The Human Factor

Fast data processing so far has been a purely technically driven topic. It had a clear focus on mastering technology to provide reliable and robust frameworks for working with moving data. From that perspective things made pretty good progress as hard challenges like “exactly once processing” were solved (see the data Artisans blog on how Apache Flink solves this).

Now it is the time to look forward into a future where data processing is not just getting faster but streaming technologies are having a significant impact on the implementation of what John Launchbury (director of DARPA’s information innovation office (I2O)) calls the third wave of AI systems (https://www.youtube.com/watch?v=-O01G3tSYpU). In this context the construction of explanatory models for classes of real world phenomena to introduce contextual adaption requires a constant development over time – a perfect match for stream processing.

Before we lose ourselves in the future, let’s get back to the present. Although sophisticated technologies are available and could help to make significant progress we are actually quite hesitant or relinquish to apply them. Why?

During a presentation someone asked me about unique use cases for stream processing technologies that may not be implemented with batch oriented approaches.

At first I was a bit puzzled as I could not come up with an ad-hoc answer, especially one that does not sound too sophisticated, like supporting explanatory models. Although I could have pointed towards fraud detection or behavior driven recommendation systems, these are not those exclusive set of use cases expected by the inquirer.

Finally my answer was that there might be some special use cases but for now fast data adds a pretty important aspect to existing cases: the timeliness of data.

Most current cases are based on historical data collected and provided through batch processes based on the concept of data-at-rest. To make significant progress compared to any competitor is to come up with services based on more current data. This is where data-in-motion enters the scene.

But that still leaves us with the question why transforming businesses and processes from data-at-rest towards data-in-motion happens so sluggishly. Is it simply a question about technology? Probably not as frameworks like akka are around for quite a while now and even newer ones like Apache Flink matured into mainstream recently.

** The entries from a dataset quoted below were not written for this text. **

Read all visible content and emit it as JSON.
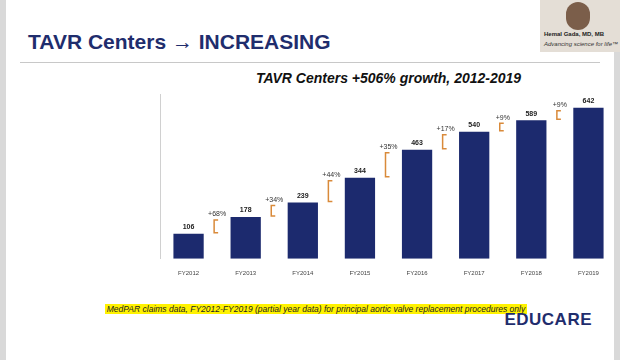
{
  "header": {
    "title": "TAVR Centers → INCREASING"
  },
  "presenter": {
    "name": "Hemal Gada, MD, MB",
    "tagline": "Advancing science for life™"
  },
  "chart_data": {
    "type": "bar",
    "title": "TAVR Centers +506% growth, 2012-2019",
    "categories": [
      "FY2012",
      "FY2013",
      "FY2014",
      "FY2015",
      "FY2016",
      "FY2017",
      "FY2018",
      "FY2019"
    ],
    "values": [
      106,
      178,
      239,
      344,
      463,
      540,
      589,
      642
    ],
    "color": "#1c2a6e",
    "ylim": [
      0,
      700
    ],
    "grid": false,
    "data_labels": true,
    "tick_labels": "x",
    "annotations": [
      "+68%",
      "+34%",
      "+44%",
      "+35%",
      "+17%",
      "+9%",
      "+9%"
    ]
  },
  "footnote": "MedPAR claims data, FY2012-FY2019 (partial year data) for principal aortic valve replacement procedures only",
  "logo": "EDUCARE"
}
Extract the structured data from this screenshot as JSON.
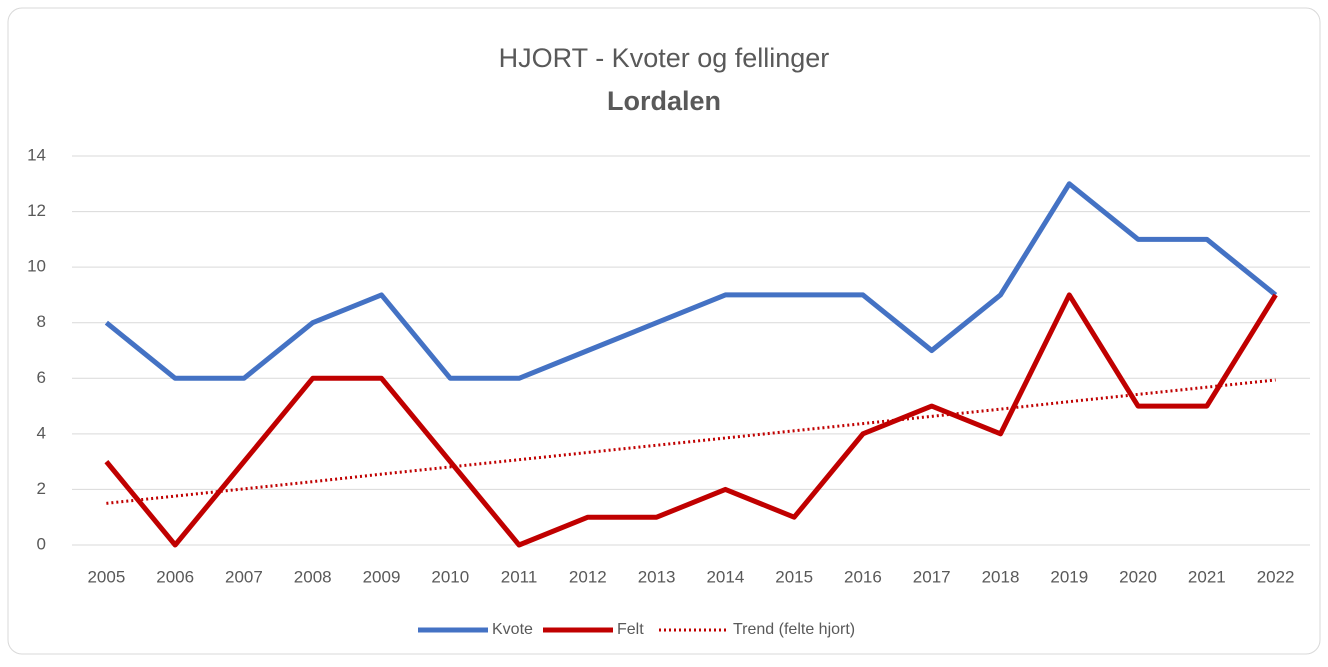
{
  "chart_data": {
    "type": "line",
    "title": "HJORT - Kvoter og fellinger",
    "subtitle": "Lordalen",
    "categories": [
      "2005",
      "2006",
      "2007",
      "2008",
      "2009",
      "2010",
      "2011",
      "2012",
      "2013",
      "2014",
      "2015",
      "2016",
      "2017",
      "2018",
      "2019",
      "2020",
      "2021",
      "2022"
    ],
    "series": [
      {
        "name": "Kvote",
        "color": "#4472c4",
        "style": "solid",
        "values": [
          8,
          6,
          6,
          8,
          9,
          6,
          6,
          7,
          8,
          9,
          9,
          9,
          7,
          9,
          13,
          11,
          11,
          9
        ]
      },
      {
        "name": "Felt",
        "color": "#c00000",
        "style": "solid",
        "values": [
          3,
          0,
          3,
          6,
          6,
          3,
          0,
          1,
          1,
          2,
          1,
          4,
          5,
          4,
          9,
          5,
          5,
          9
        ]
      },
      {
        "name": "Trend (felte hjort)",
        "color": "#c00000",
        "style": "dotted",
        "values": [
          1.5,
          1.76,
          2.02,
          2.28,
          2.55,
          2.81,
          3.07,
          3.33,
          3.59,
          3.85,
          4.11,
          4.37,
          4.63,
          4.89,
          5.16,
          5.42,
          5.68,
          5.94
        ]
      }
    ],
    "ylim": [
      0,
      14
    ],
    "yticks": [
      0,
      2,
      4,
      6,
      8,
      10,
      12,
      14
    ],
    "grid": true,
    "legend": "bottom"
  }
}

From my point of view and what I have experienced so far this is neither a technology thing nor it is a question on budget and resources. It is more a human factor.

People tend to stick with traditions, existing processes and proven knowledge. At some time they were trained to work with SQL on data-at-rest and they were introduced to the concept of reproducible operation results.

However these characteristics – data persistency and reproducible results – are removed from stream processing architectures and were replaced by uncertainty and time: it is not for sure when an information arrives and if it is received at all. Furthermore data must be processed right the moment it is available since it is immediately replaced by the next event as it occurs.

Although adding temporary caches or mixing in data from persistent storages is a well established approach people must deal with the nature of this paradigm to fully understand and leverage it.
To turn your fast data architecture into a success do not only tackle architectural questions but put focus on the people who are going to use your platform in the future. Let them embrace the future, meet their fears and make them first class citizens of your platform.

From Data At Rest To Data In Motion – Reasons From A High-Level Business Perspective

Clive Humby coined in 2006 the phrase “data is the new oil”. As this was already true for companies like Google and Facebook it was the promotion of Hadoop into the state of an Apache top level project in 2008 which made a technology accessible to a broader public to turn his vision into global reality.

For the years to come companies began to collect as much data as possible from a variety of sources with the hope in mind that it may turn into gold some time if just the right algorithm was applied to it.

Some figured out how to transform raw data to business insights others are still struggling with the same question while their mostly uncatalogued data is getting (c)older and less valuable.

Although data of the aforementioned companies is aging as well, they still know how to turn it into action and keep up with the market. But as they develop a false sense of security the next evolutionary stage is around the corner.

Not to stay with the market but getting ahead of it requires immediate insights from data generated just the other moment. That is why we are currently seeing an emerging development from data at rest (batch mode processing) to data in motion (stream processing).

Like in the oil business it is not only about owning the raw material but it requires to master the refinement process as well in order to be successful.

In contrast to the early stages of big data processing this phase does not only require a new technology but demands for a paradigm shift as well.

While processing was bound to stable datasets, could be performed with a widely known language based on set theory (SQL) and provided reproducible results, working with data in motion is more complex as time, context and uncertainty are significant characteristics.

Thus evolving a big data architecture by adding the concepts of data in motion must go hand in hand with a significant shift in how data is understood and worked with.

Although both aspects imply changes the latter is the most important as a technology simply provides the foundation but it is the person who exploits it that is turning data to insights and finally to revenue.

Like any evolutionary step this one implies a cultural change as well.

The mission of this project or blog is to shed some light on the aspects of fast data architectures and provide a practical guide on how to turn them into a success – from a technological as well as cultural perspective.